Leave me alone!


My friend Heather was just saying that since her family was away (husband and all kids!) she would go ahead and have a tomato sandwich for dinner, because none of them like tomatoes. It got me thinking, what would I do if I found myself alone for a full day?

Sleep in

Despite having a house full of almost teenagers, most of whom would sleep in if they could, there aways seems to be something to get up for. My husband takes the train to work, so I’m effectively the only driver weekday driver (but that will all change on August 25!!! Hopefully . . . . ) that means I gotta get up with them. My husband can usually get himself to the train in the morning, but if there’s a ride to hitch, he’s in.

Breakfast of one champion

I would just have my usual breakfast, either eggs or a smoothie. With no interruption from the crowd, no breaks for trips to school, camp or the train. I'd enjoy that extra cup of coffee, that thorough reading of all the comments on a seemingly innocuous post on Facebook's Madison Area Parents. Maybe I’d even comment myself and see what happens.

Exercise class!

I would go to my Barre class, which I have been missing all summer. It's not that I can’t leave the kids at home, its just that:

  1. They make giant, uncleanable messes when unsupervised.
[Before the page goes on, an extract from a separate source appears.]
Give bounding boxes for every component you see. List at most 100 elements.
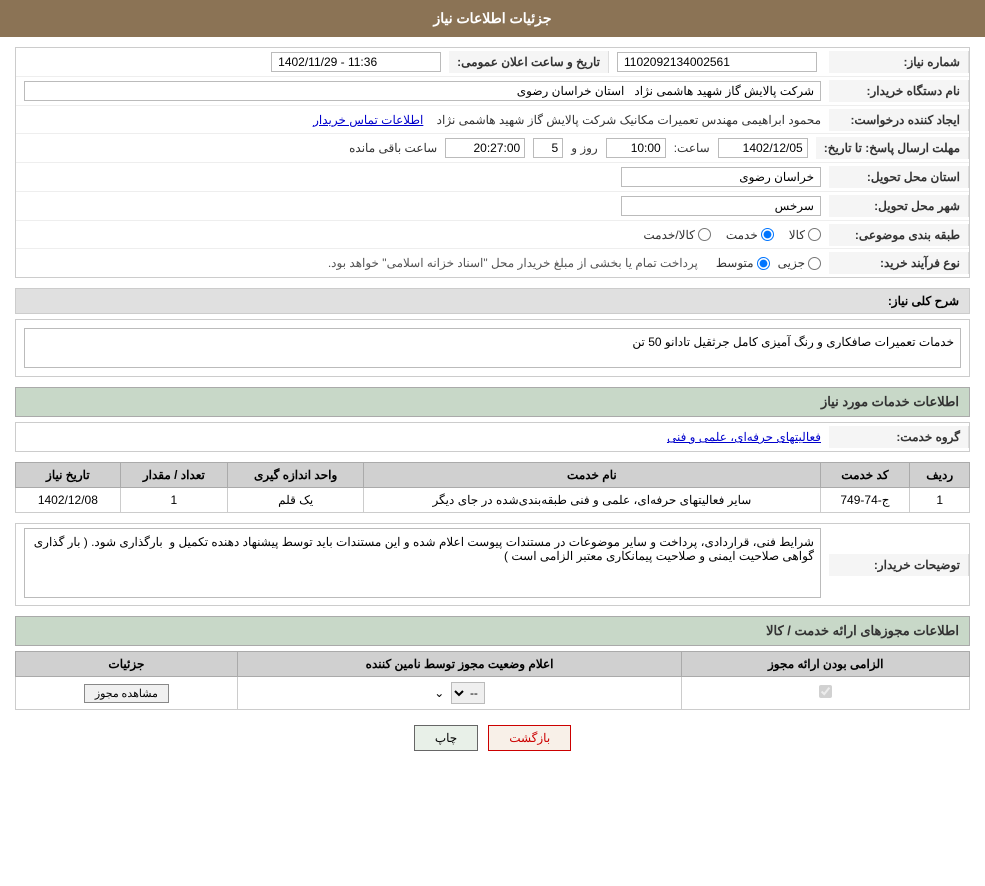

  2. They get into fights and text me things like “me and (insert sibling name here) want to make a black bath balm. Where can we get charcoal that’s activated?” It totally ruins my zen.

  3. They are basically, well, to quote verbatim “bored out of their minds” and it seems like I shouldn’t take a good hour and a half to myself when I could be sharing precious summer memories with my rapidly aging out of childhood children (two years until the first one goes to college. I just got chills.)

Coffee talk

Stop for that coffee after barre class. Maybe schedule a meetup with a friend. Really talk about all the things. Even get past your kids stuff and your family’s stuff to OUR stuff. No texts from home lik “please make her leave” to me. As if I could or would make one of my children leave the house from Drip coffee! I wouldn't run off to pickup shouting  “I forgot to talk about LOW FODMAPs!” or “We’ll plan the class breakfast next time!”


At this point, I would have had about 17 cups of coffee, so I’d be energized to do something great. And there would be only one bed to make, one person’s laundry to ignore, one little bit of breakfast dishes to wash. I’d dedicate a good two hours to writing for sure until . . .

Binge watching over lunch

I could finally catch up on The Leftovers or start watching The Americans. I’d bring my lunch (whatever is in the fridge! No arguing over where/what to eat!) No  worries about quickly fast forwarding through something inappropriate should someone join me on the couch!

Solo shopping spree!

I could actually try on clothes and not just pile them in the cart at Target while also getting school supplies and random friend’s birthday presents. I was going to say diapers, because that’s really how long it’s been since I turbo shopped for clothes at Target. Really nowadays I usually have someone who is my height but 40 pounds lighter trying stuff on. The trick is to balance making sure I see what she tries on and rate it for appropriateness without seeming like a total prude while finding a “Man chair” for a less interested sibling. Often I just get one or two things my teenager is getting in a much larger size and promise not to wear it in public.

Dinner and a show

I can eat anywhere, even the tomato sandwich place! But actually I can’t really eat much bread and I ought to be having greens and I blah blah blah.  I think I’d just see if a friend might drive me out to see a local band (I have been meaning to check out Mamma D and the Vexations at The Laundromatin Morristown, so let’s just say that’s an option on this night.) and have a liquid dinner.

The hangover

In the morning, I’m sure I’d be feeling the effects of that liquid dinner. Plus I would be missing those other people who live here. No one to keep me warm in bed or talk politics with! No one to bring to that new arcade or check out one of our fun day trips with. I'm not going to just reread A Hitchiker's Guide to the Galaxy to myself! I need my family for that stuff.